FINDING CROSSROAD OF THE CITY
Published on Tuesday, January 13, 1998
© 1998 The Arizona Republic
Byline: E.J. MONTINI, Republic Columnist
Phoenix is a right-angled town, laid out in a grid, dried, bleached and scattered over the desert like bones. It's easy to make out the framework, the skull and vertebrae, but there's no place to take a pulse, no beating center upon which to set a stethoscope.
It confuses people. They assume a place without a heart is a place without a soul, but it's not true.
The soul of the city is located at 75th Avenue and Osborn.
You can go there and see it.
It's anchored in a strip of sidewalk on the west side of the avenue. There's a small metal pole with a T-shaped bar across the top. Welded onto the T are three white metal crosses. Names, painted in black, run down the center shafts. They read ''Sherri,'' ''Tim,'' and ''Shona.'' Beneath them is a date, ''12-2-84.''
Commuters hurtling south on 75th toward the freeway may not notice the memorial. It's only about 2 1/2 feet off the ground, below window level of many cars. But it's there.
It's been there for 13 years, in one form or another. It would take the force of speeding car to move it, a force as powerful as the one that put it there.
THREE FRIENDS
At 5 a.m. on Dec. 2, 1984, 20-year-old Sherri Middleton was on her way home from a part-time job at a local Burger King. She was a secretary in a brokerage firm during the day. With her were her boyfriend, Tim Post, friend Shona Simpson and another girl.
As their truck reached the intersection, a drunken driver heading north on 75th Avenue slammed into them. Sherri, Tim and Shona died. The other girl was severely injured.
Not long afterward, Sherri's mother and father got the call every parent dreads.
''Even now,'' Joe Middleton told me, ''it doesn't seem real. But it was.''
Middleton is a minister and former Maricopa County sheriff's deputy. When the business of death was over, the funeral service and burial, he put up the crosses. He also purchased Sherri's crumpled truck and uses it to put on programs at local schools to warn of the dangers of drinking and driving.
''My wife and I just couldn't let it end with Sherri's death,'' he said. ''We had to use this tragedy to make her life meaningful.

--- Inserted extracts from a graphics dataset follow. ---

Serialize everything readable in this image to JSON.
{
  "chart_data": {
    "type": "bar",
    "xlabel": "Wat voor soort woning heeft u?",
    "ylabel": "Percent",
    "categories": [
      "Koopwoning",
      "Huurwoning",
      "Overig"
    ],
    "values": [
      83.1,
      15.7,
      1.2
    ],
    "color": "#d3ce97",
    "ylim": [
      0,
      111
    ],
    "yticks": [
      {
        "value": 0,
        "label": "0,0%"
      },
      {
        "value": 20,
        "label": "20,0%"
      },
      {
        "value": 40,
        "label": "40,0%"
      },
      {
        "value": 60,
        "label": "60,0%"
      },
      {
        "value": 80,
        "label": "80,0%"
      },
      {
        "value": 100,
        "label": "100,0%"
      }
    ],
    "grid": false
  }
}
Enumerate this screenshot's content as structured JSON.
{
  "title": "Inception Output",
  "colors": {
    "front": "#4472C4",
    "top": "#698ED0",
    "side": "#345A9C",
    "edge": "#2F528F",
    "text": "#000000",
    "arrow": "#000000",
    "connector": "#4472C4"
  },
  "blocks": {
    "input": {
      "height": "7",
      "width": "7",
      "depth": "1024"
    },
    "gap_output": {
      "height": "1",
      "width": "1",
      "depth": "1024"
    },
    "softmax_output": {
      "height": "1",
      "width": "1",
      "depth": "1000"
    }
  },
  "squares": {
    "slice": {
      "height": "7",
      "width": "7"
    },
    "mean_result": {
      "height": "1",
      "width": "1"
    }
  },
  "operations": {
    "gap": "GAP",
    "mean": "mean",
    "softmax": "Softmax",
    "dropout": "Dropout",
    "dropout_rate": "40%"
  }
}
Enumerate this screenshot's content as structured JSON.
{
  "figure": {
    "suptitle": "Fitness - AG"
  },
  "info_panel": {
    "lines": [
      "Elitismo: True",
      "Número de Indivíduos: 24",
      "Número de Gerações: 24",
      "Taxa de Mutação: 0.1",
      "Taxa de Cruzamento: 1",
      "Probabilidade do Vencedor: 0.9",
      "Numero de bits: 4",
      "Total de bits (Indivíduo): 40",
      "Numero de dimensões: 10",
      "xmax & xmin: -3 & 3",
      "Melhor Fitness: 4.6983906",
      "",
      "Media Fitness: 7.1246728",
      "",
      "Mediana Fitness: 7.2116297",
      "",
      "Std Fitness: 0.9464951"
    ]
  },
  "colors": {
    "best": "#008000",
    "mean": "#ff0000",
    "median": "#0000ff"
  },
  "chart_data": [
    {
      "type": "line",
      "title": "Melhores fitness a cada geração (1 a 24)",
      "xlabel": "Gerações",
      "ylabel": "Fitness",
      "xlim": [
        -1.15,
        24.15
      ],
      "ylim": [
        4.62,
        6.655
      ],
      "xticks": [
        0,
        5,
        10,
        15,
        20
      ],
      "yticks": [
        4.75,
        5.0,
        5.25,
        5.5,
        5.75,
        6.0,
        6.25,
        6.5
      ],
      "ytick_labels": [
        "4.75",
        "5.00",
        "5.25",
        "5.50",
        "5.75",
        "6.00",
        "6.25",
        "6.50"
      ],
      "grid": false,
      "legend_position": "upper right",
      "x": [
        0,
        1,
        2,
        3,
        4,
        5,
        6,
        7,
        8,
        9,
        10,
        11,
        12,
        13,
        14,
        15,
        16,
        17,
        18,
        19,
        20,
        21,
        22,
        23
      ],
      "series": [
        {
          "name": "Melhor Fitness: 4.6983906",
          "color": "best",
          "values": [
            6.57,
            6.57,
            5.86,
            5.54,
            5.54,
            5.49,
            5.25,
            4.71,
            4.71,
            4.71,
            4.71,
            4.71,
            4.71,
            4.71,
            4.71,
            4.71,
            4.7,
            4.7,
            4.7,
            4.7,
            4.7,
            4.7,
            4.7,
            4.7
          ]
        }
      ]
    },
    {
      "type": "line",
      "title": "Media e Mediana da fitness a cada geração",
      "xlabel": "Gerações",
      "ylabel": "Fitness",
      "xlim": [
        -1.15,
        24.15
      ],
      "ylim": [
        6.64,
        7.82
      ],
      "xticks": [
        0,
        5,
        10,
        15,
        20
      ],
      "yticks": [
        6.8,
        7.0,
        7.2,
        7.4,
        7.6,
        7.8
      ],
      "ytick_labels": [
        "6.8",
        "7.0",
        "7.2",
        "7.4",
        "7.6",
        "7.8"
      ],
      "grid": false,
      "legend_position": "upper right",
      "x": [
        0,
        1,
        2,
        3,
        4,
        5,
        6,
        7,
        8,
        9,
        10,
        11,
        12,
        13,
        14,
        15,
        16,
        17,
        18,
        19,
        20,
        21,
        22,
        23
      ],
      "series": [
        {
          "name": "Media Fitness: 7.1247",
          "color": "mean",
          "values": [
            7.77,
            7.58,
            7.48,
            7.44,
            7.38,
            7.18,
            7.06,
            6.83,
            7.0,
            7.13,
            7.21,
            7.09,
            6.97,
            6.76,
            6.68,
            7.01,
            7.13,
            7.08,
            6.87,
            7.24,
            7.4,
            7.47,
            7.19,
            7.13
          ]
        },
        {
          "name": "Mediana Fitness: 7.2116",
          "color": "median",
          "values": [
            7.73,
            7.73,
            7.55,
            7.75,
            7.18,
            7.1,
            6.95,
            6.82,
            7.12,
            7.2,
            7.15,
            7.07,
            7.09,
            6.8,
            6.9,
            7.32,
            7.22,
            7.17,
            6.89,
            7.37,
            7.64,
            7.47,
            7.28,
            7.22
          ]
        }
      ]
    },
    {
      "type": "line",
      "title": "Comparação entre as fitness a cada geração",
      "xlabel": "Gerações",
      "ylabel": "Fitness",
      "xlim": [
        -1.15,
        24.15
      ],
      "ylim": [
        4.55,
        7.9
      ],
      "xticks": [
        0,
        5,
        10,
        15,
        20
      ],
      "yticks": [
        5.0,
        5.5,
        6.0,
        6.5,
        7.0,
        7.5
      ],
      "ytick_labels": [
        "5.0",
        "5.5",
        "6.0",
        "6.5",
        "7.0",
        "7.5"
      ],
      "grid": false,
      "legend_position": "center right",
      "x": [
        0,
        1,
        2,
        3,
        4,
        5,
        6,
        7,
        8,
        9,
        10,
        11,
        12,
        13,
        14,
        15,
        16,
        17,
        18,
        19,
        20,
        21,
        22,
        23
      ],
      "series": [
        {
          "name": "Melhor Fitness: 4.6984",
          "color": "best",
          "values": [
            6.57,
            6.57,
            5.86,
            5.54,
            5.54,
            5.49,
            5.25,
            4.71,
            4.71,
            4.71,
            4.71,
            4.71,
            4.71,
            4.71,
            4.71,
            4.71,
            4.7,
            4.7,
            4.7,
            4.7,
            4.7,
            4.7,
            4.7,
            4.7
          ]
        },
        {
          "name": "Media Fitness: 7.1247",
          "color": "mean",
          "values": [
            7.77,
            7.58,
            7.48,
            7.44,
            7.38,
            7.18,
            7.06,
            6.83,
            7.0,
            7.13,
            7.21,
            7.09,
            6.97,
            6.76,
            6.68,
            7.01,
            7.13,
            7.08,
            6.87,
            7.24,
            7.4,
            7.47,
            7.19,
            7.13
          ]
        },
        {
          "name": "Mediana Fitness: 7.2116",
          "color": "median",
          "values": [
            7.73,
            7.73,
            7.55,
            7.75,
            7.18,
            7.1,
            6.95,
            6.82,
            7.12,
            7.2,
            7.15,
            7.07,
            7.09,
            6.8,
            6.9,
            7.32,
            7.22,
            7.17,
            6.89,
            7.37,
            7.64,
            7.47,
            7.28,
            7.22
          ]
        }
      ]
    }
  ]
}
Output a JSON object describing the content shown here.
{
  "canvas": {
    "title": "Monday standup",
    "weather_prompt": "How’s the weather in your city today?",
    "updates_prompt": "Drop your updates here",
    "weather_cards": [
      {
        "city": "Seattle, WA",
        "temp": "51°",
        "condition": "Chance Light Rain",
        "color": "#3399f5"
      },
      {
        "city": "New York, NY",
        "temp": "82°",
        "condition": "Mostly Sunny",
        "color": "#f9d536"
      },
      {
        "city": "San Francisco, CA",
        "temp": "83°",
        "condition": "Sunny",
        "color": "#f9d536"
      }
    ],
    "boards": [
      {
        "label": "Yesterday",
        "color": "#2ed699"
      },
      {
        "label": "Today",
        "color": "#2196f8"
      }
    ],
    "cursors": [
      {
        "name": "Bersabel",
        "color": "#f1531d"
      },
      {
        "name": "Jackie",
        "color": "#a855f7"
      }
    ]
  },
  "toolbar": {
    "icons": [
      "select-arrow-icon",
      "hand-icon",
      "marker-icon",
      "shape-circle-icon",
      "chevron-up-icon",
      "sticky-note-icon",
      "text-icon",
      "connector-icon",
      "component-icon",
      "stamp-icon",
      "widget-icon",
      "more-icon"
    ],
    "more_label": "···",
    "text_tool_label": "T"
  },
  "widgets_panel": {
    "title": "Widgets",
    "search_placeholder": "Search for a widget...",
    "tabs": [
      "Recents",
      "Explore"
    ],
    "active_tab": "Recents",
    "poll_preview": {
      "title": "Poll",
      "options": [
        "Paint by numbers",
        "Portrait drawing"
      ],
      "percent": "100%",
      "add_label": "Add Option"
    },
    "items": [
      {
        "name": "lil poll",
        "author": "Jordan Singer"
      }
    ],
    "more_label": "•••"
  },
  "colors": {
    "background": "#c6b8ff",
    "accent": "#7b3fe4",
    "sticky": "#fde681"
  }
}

I guess this was the work God wanted us to do.''
Bureaucrats at City Hall had trouble with the crosses at first. But eventually they yielded to the three young souls, incorporating the memorial into the last remake of the intersection. It's just north of Trevor G. Browne High School. Just across the street from El Oso park.
JUST ONE WORTH IT
''Over the years, I figure we've spoken to about a million schoolchildren,'' Joe Middleton said. ''If we've kept just one of those children from doing what that drunk driver did, then it would have been worth it. And if, in the process, people are reminded of these three young lives that were cut short, all the better. That kind of loss is something we can't afford, not here, not anywhere. And it happens all too often.''
Shortly after midnight on Dec. 13 - one month ago today - a young man with a blood alcohol count of 0.23 percent slammed into the rear of a Jeep Cherokee stopped for a traffic light at an intersection in Chandler.
The Jeep burst into flames, instantly killing Aimee Ellis. She was 20 years old, like Sherri Middleton. Like Sherri, she will always be 20 years old.
Her mother, Bonnie Crutcher, got the call all parents dread.
''She was going to be a pilot,'' Bonnie told me from her home in Illinois. ''Aimee had so much to offer. She made wherever she was a better place. You were lucky to have her there.''
She's here still, of course, in the minds of friends and family who live in the area. Chandler is a desert town, like Phoenix, bleached and scattered over the desert like bones. Its heart can't quite be pinpointed, but it possesses a lovely, vibrant soul. There's no cross to mark the location but you can look for it anyway, near the intersection of Chandler Boulevard and I-10. Just beneath the traffic light.